Complete characterization of symmetric Kubo-Ando operator means satisfying Moln\'ar's weak associativity

TL;DR

This paper fully characterizes a subclass of symmetric Kubo-Ando means satisfying weak associativity, revealing multiple means beyond the geometric mean and clarifying their structure through operator monotone functions and measurable odd periodic functions.

Contribution

It provides a complete characterization of the Molnár class of means, constructs explicit examples beyond the geometric mean, and refines the conditions to isolate the geometric mean.

Findings

Constructed an order-preserving bijection with measurable odd periodic functions.

Generated several infinite families of Molnár means not equal to the geometric mean.

Modified Molnár's characterization to uniquely identify the geometric mean.

Abstract

We provide a complete characterization of a subclass of weakly associative means of positive operators in the class of symmetric Kubo-Ando means. This class, which includes the geometric mean, was first introduced and studied in L. Moln\'ar, ``Characterizations of certain means of positive operators," Linear Algebra Appl. 567 (2019) 143-166, where he gives a characterization of this subclass (which we call the Moln\'ar class of means) in terms of the properties of their representing operator monotone functions.

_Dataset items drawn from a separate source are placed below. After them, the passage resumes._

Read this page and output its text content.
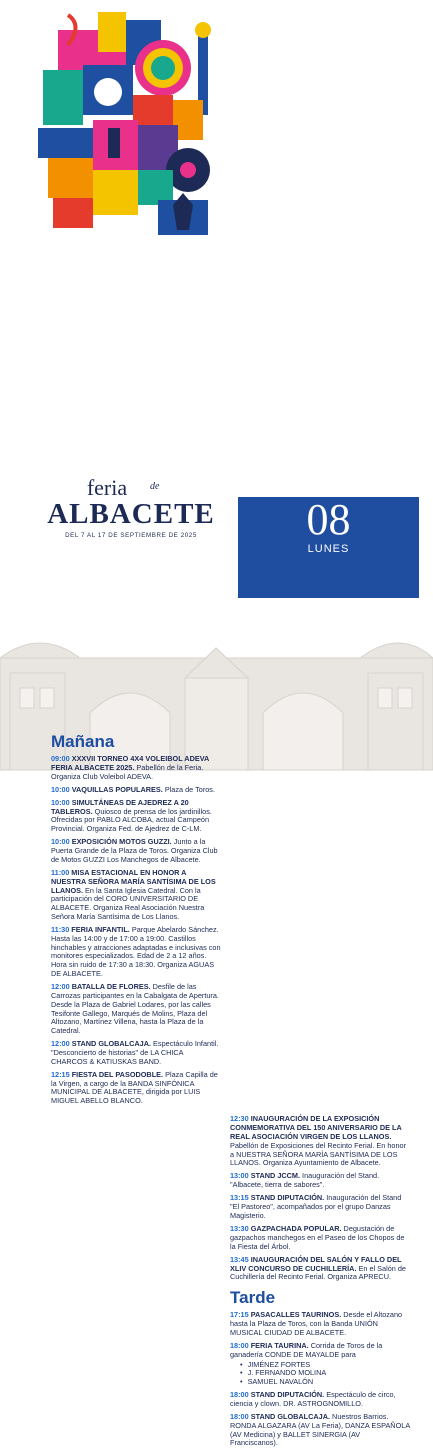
feria	de
ALBACETE
DEL 7 AL 17 DE SEPTIEMBRE DE 2025	08
LUNES
Mañana
09:00 XXXVII TORNEO 4X4 VOLEIBOL ADEVA FERIA ALBACETE 2025. Pabellón de la Feria. Organiza Club Voleibol ADEVA.
10:00 VAQUILLAS POPULARES. Plaza de Toros.
10:00 SIMULTÁNEAS DE AJEDREZ A 20 TABLEROS. Quiosco de prensa de los jardinillos. Ofrecidas por PABLO ALCOBA, actual Campeón Provincial. Organiza Fed. de Ajedrez de C-LM.
10:00 EXPOSICIÓN MOTOS GUZZI. Junto a la Puerta Grande de la Plaza de Toros. Organiza Club de Motos GUZZI Los Manchegos de Albacete.
11:00 MISA ESTACIONAL EN HONOR A NUESTRA SEÑORA MARÍA SANTÍSIMA DE LOS LLANOS. En la Santa Iglesia Catedral. Con la participación del CORO UNIVERSITARIO DE ALBACETE. Organiza Real Asociación Nuestra Señora María Santísima de Los Llanos.
11:30 FERIA INFANTIL. Parque Abelardo Sánchez. Hasta las 14:00 y de 17:00 a 19:00. Castillos hinchables y atracciones adaptadas e inclusivas con monitores especializados. Edad de 2 a 12 años. Hora sin ruido de 17:30 a 18:30. Organiza AGUAS DE ALBACETE.
12:00 BATALLA DE FLORES. Desfile de las Carrozas participantes en la Cabalgata de Apertura. Desde la Plaza de Gabriel Lodares, por las calles Tesifonte Gallego, Marqués de Molins, Plaza del Altozano, Martínez Villena, hasta la Plaza de la Catedral.
12:00 STAND GLOBALCAJA. Espectáculo Infantil. "Desconcierto de historias" de LA CHICA CHARCOS & KATIUSKAS BAND.
12:15 FIESTA DEL PASODOBLE. Plaza Capilla de la Virgen, a cargo de la BANDA SINFÓNICA MUNICIPAL DE ALBACETE, dirigida por LUIS MIGUEL ABELLO BLANCO.
12:30 INAUGURACIÓN DE LA EXPOSICIÓN CONMEMORATIVA DEL 150 ANIVERSARIO DE LA REAL ASOCIACIÓN VIRGEN DE LOS LLANOS. Pabellón de Exposiciones del Recinto Ferial. En honor a NUESTRA SEÑORA MARÍA SANTÍSIMA DE LOS LLANOS. Organiza Ayuntamiento de Albacete.
13:00 STAND JCCM. Inauguración del Stand. "Albacete, tierra de sabores".
13:15 STAND DIPUTACIÓN. Inauguración del Stand "El Pastoreo", acompañados por el grupo Danzas Magisterio.
13:30 GAZPACHADA POPULAR. Degustación de gazpachos manchegos en el Paseo de los Chopos de la Fiesta del Árbol.
13:45 INAUGURACIÓN DEL SALÓN Y FALLO DEL XLIV CONCURSO DE CUCHILLERÍA. En el Salón de Cuchillería del Recinto Ferial. Organiza APRECU.
Tarde
17:15 PASACALLES TAURINOS. Desde el Altozano hasta la Plaza de Toros, con la Banda UNIÓN MUSICAL CIUDAD DE ALBACETE.
18:00 FERIA TAURINA. Corrida de Toros de la ganadería CONDE DE MAYALDE para
• JIMÉNEZ FORTES
• J. FERNANDO MOLINA
• SAMUEL NAVALÓN
18:00 STAND DIPUTACIÓN. Espectáculo de circo, ciencia y clown. DR. ASTROGNOMILLO.
18:00 STAND GLOBALCAJA. Nuestros Barrios. RONDA ALGAZARA (AV La Feria), DANZA ESPAÑOLA (AV Medicina) y BALLET SINERGIA (AV Franciscanos).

Moln\'ar's paper leaves open the problem of determining if the geometric mean is the only such mean in that subclass. Here we give a negative answer to this question by constructing an order-preserving bijection between this class and a class of real measurable odd periodic functions bounded in absolute value by $1/2$. Each member of the latter class defines a Molnar mean by an explicit exponential-integral representation. From this we are able to understand the order structure of the Moln\'ar class and construct several infinite families of explicit examples of Moln\'ar means that are not the geometric mean. Our analysis also shows how to modify Moln\'ar's original characterization so that the geometric mean is the only one satisfying the requisite set of properties.